O corpo da adolescente Eloá Cristina Pimentel, foi enterrado por volta das 9h10 desta terça-feira no cemitério Jardim Santo André (Grande São Paulo). Cerca de dez mil pessoas acompanharam o cortejo, de acordo com a Guarda Municipal.
Eloá foi morta com um tiro na cabeça após ser mantida refém por cem horas pelo ex-namorado, Lindemberg Fernandes Alves, 22. Durante o trajeto até o jazigo, pessoas bateram palmas.
Também por volta das 9h10, enquanto o jazigo começava a ser lacrado, a mãe, Ana Cristina Pimentel, jogou flores sobre o caixão. Ela era amparada pelo filho. O pai da menina não acompanhou a cerimônia --hipertenso, ele havia recebido atendimento médico.
No final da noite de ontem, Ana Cristina disse que perdoa o ex-namorado da filha, mas que quer justiça. "Eu consigo perdoar o Lindemberg. Eu consigo perdoá-lo de todo o coração, mas que a justiça seja feita", afirmou Ana. "A Eloá está feliz em um lugar melhor", disse.
A declaração foi dada em frente ao caixão. Um grupo que a acompanhava a cerimônia vestindo camisetas brancas com a imagem de Eloá sorrindo, chorou. Foi a primeira manifestação pública da mãe desde que a filha foi feita refém.

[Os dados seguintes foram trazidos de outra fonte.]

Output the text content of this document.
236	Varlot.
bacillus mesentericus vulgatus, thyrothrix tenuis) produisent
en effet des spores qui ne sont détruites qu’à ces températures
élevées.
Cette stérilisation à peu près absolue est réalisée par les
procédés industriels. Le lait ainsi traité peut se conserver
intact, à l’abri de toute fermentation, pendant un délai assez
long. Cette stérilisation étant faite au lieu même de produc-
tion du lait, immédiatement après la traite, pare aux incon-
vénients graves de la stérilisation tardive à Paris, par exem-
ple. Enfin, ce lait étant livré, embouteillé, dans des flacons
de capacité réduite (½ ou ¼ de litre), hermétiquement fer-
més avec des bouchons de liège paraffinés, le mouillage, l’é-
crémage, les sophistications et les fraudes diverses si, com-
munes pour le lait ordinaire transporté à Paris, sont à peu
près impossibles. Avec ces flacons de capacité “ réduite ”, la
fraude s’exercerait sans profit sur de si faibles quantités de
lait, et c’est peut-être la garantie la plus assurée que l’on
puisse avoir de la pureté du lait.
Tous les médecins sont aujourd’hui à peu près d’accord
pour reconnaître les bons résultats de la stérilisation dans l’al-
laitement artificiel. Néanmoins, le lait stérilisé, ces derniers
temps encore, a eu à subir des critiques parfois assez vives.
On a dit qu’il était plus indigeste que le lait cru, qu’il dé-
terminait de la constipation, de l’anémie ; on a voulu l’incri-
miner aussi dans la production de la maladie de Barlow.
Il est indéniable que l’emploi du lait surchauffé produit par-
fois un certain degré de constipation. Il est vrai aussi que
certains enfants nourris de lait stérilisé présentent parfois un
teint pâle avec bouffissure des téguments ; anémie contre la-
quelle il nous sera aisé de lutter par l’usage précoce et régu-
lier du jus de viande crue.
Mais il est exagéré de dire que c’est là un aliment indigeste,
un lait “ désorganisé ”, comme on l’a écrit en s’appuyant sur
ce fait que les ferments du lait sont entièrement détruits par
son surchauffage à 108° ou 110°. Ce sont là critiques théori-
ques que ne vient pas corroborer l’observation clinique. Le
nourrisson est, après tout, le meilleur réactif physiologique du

A mãe isentou o Gate (Grupo de Ações Táticas Especiais), da Polícia Militar, de qualquer espécie de culpa pelo trágico desfecho e agradeceu a população que foi ao velório da filha, iniciado na tarde de ontem. Cerca de 30 mil pessoas já haviam passado pelo local até por volta das 8h40 de hoje.
Órgãos
A família de Eloá autorizou a doação de seus órgãos. Uma mulher de 39 anos foi a primeira beneficiada, e recebeu o coração da adolescente. Segundo o Hospital da Beneficência Portuguesa, a paciente aguardava um coração há um ano e meio, quando recebeu o diagnóstico de que o transplante era a única solução para resolver um problema de cardiopatia congênita.
Uma jovem de 18 anos recebeu nesta segunda-feira os pulmões. A cirurgia durou 11 horas e terminou por volta das 13h, de acordo com o Incor (Instituto do Coração do Hospital das Clínicas).
De acordo com o hospital, a garota estava na fila do transplantes havia dois anos, vítima de fibrose cística --uma doença congênita que compromete progressivamente a função respiratória. Após o transplante, a jovem foi levada para recuperação na UTI (Unidade de Terapia Intensiva) e tem quadro clínico estável.
Um homem de 25 anos, de Guarulhos, recebeu o pâncreas e o rim de Eloá. Ele passou por uma cirurgia de aproximadamente sete horas no Hospital Beneficência Portuguesa. Segundo o hospital, o paciente sofria de diabetes crônica e insuficiência renal. Ele estava na lista de espera por um órgão havia quatro anos e foi beneficiado porque as três primeiras pessoas da lista não eram compatíveis com os órgãos doados.
Ex-namorado
Lindemberg Fernandes Alves, 22, preso desde a sexta-feira (18) após o fim do cárcere privado de Eloá Cristina Pimentel, 15, foi transferido na tarde desta segunda-feira do CDP (Centro de Detenção Provisória) 2 de Pinheiros (zona oeste de São Paulo) para a penitenciária 2 de Tremembé (147 km de SP). A unidade é a mesma onde está preso Alexandre Nardoni, 29, acusado de matar e jogar a filha Isabella, 5.
Alves manteve por mais de cem horas sua ex-namorada Eloá e a amiga Nayara, também de 15 anos. Ele estava inconformado com o fim do namoro de três anos com a garota.
No desfecho do caso, Eloá foi baleada na cabeça e na virilha e a amiga foi atingida por um tiro na boca. Nayara foi operada e passa bem. Ela receberá alta na quarta-feira (22).
Todos os disparos foram feitos por Alves, segundo a polícia. A PM afirma que decidiu invadir o apartamento na noite de sexta após o rapaz atirar.